U.S. District Judge Richard Leon said the government failed to meet its burden of proof in its antitrust suit against the AT&T-Time Warner merger.
Leon said the government had "taken its best shot" to oppose the merger. But, he added, "the government's evidence is too thin a reed for this court to rely on."
The judge made his remarks to a packed courtroom in an unusual session weeks after the trial ended.
Leon also said it would be harmful for him to put a temporary stay on the merger while the government appeals his decision, if it does so. The "drop dead" deadline for the merger to be completed is June 21. If not completed by then, either company could walk away, and AT&T would have to pay a $500 million breakup fee.
Now that a federal judge has approved AT&T's $85 billion takeover of Time Warner, other companies are likely to rush to consolidate.
Tuesday's ruling signaled that federal regulators will have a hard time stopping companies from getting bigger by gobbling up rivals and the programming they own.
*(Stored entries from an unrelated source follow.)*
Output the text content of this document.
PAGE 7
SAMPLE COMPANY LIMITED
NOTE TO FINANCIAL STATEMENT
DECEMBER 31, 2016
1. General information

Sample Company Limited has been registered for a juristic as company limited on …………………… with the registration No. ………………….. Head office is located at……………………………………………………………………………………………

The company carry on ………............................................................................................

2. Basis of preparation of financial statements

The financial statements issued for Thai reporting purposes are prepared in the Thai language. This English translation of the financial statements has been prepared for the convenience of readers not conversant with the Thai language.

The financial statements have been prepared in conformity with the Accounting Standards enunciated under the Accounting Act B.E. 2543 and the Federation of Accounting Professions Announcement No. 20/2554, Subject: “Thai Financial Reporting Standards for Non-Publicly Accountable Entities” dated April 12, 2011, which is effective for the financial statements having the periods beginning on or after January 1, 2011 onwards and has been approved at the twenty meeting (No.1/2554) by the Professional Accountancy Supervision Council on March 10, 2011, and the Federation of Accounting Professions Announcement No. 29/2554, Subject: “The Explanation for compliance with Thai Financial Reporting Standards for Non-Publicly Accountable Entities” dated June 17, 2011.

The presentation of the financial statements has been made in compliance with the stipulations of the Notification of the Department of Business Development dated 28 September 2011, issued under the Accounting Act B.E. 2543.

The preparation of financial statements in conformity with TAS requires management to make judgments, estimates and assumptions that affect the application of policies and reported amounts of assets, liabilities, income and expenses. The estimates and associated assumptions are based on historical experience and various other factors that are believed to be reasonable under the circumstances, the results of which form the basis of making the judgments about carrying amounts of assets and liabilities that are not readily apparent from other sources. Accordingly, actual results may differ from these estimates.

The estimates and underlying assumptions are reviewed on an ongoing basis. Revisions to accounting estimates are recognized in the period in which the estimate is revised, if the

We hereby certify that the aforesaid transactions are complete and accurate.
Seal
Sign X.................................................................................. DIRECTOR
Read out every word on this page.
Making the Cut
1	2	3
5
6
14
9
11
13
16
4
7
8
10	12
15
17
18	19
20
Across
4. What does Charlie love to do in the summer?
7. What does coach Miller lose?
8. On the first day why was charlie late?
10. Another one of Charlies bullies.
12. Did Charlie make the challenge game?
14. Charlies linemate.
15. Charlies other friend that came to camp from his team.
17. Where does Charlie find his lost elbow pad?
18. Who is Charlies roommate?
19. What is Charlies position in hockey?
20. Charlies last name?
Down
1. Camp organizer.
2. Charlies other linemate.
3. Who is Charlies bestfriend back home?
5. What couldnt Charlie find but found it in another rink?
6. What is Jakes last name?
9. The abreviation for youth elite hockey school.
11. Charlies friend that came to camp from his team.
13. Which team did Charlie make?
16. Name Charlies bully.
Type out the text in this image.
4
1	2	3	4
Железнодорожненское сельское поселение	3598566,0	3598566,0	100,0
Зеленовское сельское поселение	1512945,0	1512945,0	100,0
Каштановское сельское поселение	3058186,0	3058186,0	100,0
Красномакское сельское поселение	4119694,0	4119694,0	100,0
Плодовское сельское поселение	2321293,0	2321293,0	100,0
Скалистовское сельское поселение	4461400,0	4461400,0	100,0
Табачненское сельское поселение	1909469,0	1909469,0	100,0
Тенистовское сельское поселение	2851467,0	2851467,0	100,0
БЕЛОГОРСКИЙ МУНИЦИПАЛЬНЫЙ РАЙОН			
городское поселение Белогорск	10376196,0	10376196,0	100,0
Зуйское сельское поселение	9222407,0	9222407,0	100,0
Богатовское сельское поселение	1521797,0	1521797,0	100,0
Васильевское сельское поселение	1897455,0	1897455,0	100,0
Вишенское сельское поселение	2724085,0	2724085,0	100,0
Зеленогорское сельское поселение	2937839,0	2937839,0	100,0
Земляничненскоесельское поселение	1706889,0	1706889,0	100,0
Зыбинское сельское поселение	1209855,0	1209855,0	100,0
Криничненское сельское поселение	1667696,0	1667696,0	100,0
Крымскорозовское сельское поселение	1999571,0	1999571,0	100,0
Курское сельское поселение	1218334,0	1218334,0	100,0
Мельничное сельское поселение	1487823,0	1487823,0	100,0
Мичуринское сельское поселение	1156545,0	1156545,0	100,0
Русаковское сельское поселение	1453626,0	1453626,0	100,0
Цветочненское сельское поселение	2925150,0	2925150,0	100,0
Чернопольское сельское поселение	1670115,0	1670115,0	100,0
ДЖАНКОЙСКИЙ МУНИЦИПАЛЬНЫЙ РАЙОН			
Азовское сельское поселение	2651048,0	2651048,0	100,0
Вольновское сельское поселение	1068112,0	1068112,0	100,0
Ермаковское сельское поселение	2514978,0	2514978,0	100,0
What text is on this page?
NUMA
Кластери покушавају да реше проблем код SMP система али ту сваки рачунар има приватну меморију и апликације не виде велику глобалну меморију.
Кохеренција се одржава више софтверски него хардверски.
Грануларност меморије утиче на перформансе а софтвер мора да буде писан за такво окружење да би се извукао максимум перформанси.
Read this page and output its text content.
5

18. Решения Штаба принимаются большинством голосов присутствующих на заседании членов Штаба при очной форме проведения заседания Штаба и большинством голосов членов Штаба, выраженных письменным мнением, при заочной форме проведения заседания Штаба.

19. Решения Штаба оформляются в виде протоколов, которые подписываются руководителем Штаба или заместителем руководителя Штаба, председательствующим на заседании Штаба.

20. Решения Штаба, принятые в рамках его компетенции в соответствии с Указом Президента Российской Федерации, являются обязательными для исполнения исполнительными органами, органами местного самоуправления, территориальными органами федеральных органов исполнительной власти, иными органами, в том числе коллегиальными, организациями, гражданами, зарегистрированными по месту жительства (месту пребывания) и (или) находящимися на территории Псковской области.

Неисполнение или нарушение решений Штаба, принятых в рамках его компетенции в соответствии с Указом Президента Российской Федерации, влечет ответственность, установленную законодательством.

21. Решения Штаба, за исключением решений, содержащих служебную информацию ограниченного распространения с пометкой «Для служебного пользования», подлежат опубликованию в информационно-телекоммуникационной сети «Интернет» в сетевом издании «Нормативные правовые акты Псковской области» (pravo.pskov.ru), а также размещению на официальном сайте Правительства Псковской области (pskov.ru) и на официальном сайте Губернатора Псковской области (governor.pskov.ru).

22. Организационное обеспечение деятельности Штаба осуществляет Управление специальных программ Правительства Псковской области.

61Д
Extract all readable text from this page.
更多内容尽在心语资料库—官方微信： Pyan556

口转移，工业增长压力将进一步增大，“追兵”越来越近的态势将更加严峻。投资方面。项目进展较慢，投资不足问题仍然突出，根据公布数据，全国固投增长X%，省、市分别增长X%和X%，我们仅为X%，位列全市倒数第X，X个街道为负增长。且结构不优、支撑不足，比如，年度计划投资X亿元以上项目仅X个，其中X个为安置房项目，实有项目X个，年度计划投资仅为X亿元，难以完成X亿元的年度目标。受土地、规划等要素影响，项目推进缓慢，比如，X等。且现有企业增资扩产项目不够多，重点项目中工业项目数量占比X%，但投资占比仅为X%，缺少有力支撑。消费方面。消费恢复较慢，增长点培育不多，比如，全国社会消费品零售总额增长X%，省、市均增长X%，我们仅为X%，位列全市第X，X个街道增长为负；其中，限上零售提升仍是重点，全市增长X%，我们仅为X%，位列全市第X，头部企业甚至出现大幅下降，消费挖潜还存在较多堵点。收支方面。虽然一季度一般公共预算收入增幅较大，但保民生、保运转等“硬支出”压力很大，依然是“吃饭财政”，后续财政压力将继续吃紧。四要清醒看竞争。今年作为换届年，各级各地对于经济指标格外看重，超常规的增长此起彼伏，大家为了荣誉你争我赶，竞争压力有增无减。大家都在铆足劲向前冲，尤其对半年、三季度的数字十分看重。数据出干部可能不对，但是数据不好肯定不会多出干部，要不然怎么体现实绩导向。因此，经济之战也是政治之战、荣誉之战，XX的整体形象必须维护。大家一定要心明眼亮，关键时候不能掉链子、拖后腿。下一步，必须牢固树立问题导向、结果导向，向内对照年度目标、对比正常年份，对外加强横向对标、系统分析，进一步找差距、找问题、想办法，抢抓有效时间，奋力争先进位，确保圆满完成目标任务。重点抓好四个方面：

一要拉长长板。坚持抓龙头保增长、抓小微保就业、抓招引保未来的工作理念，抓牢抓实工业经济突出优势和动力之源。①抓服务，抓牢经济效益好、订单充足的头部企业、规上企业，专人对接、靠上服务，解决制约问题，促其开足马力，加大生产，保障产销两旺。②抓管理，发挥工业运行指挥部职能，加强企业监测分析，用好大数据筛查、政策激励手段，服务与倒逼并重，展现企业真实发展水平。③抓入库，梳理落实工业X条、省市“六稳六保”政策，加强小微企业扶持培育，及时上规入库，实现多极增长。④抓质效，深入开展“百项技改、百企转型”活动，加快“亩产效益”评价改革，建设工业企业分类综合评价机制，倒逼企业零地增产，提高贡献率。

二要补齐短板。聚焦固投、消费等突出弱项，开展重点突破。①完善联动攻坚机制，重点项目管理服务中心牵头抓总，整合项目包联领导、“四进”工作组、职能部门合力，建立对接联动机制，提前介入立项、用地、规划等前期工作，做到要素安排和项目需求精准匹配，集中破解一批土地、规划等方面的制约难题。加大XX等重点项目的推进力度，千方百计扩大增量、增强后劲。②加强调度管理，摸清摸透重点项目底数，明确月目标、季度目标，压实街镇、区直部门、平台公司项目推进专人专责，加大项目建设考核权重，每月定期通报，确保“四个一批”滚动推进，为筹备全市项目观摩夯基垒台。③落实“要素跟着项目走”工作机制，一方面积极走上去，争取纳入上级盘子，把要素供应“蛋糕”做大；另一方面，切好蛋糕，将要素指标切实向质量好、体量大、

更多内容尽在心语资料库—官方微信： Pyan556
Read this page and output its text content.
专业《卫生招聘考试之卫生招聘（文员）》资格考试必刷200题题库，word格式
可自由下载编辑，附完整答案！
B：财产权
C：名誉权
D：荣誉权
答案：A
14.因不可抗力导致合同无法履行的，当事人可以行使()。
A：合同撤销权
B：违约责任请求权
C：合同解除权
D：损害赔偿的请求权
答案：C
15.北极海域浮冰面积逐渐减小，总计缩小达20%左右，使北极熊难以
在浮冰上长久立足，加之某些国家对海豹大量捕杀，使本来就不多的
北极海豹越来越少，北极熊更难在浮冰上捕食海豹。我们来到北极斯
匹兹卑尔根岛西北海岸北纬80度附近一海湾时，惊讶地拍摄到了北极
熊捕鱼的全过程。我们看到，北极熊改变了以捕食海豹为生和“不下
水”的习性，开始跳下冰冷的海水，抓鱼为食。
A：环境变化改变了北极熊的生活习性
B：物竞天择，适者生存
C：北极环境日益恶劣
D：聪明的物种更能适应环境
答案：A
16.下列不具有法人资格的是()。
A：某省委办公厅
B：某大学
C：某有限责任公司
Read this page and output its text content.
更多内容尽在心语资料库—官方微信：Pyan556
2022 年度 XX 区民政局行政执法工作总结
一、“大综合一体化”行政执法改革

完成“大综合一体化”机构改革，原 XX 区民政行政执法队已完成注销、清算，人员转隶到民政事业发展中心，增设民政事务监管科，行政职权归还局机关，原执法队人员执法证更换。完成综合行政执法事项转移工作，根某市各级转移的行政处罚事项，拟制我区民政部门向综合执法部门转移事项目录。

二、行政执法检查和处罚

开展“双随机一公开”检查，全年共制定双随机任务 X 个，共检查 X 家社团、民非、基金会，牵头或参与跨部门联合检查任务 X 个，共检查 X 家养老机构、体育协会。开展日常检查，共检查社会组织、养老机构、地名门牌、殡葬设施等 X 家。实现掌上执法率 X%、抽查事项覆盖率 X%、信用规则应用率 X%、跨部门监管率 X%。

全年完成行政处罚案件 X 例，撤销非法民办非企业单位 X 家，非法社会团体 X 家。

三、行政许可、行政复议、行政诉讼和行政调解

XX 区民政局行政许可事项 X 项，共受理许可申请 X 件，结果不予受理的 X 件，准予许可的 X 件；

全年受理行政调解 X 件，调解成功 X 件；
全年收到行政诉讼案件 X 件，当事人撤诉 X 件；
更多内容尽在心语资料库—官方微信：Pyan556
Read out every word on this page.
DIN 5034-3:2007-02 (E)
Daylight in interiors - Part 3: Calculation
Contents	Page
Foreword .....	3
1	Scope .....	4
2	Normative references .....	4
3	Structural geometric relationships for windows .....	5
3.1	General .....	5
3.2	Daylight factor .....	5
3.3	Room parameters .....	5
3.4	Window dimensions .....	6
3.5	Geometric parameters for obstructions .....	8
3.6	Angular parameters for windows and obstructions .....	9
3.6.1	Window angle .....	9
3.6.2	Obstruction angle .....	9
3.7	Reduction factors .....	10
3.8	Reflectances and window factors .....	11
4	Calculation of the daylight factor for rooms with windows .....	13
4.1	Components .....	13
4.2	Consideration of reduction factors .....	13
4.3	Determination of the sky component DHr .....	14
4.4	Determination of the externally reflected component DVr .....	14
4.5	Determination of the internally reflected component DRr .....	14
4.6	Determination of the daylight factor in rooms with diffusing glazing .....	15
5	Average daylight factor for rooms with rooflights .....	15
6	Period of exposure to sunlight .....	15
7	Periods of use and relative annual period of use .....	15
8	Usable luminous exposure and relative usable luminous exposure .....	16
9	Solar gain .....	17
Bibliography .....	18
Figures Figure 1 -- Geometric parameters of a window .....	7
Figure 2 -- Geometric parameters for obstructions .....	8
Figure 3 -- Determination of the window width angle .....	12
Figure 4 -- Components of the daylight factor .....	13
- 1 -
Even if a company doesn't need to get bigger right away, it might need to do so to prevent a competitor from overshadowing it.
For starters, expect Comcast to make a bid for Fox's entertainment business as early as Wednesday. Disney has made a $52.4 billion all-stock offer for the bulk of Twenty-First Century Fox, including the studios behind the "Avatar" movies, "The Simpsons" and "Modern Family." Comcast has promised to top that. AT&T's favorable ruling would seem to clear any regulatory hesitation.
A federal judge has approved AT&T's merger with Time Warner. He rejected the government's argument that it would hurt competition in pay TV and cost consumers hundreds of millions of dollars more to stream TV and movies.
U.S. District Judge Richard Leon announced the decision Tuesday, bringing the biggest antitrust trial in years to an end. The ruling blesses the $85 billion merger, one of the biggest media deals ever. It allows AT&T, a phone and pay-TV giant, to absorb the owner of CNN, HBO, the Warner Bros. movie studio, "Game of Thrones," coveted sports programming and other "must-see" shows.
The Department of Justice could decide to appeal the verdict. AT&T did not immediately respond to a request for comment.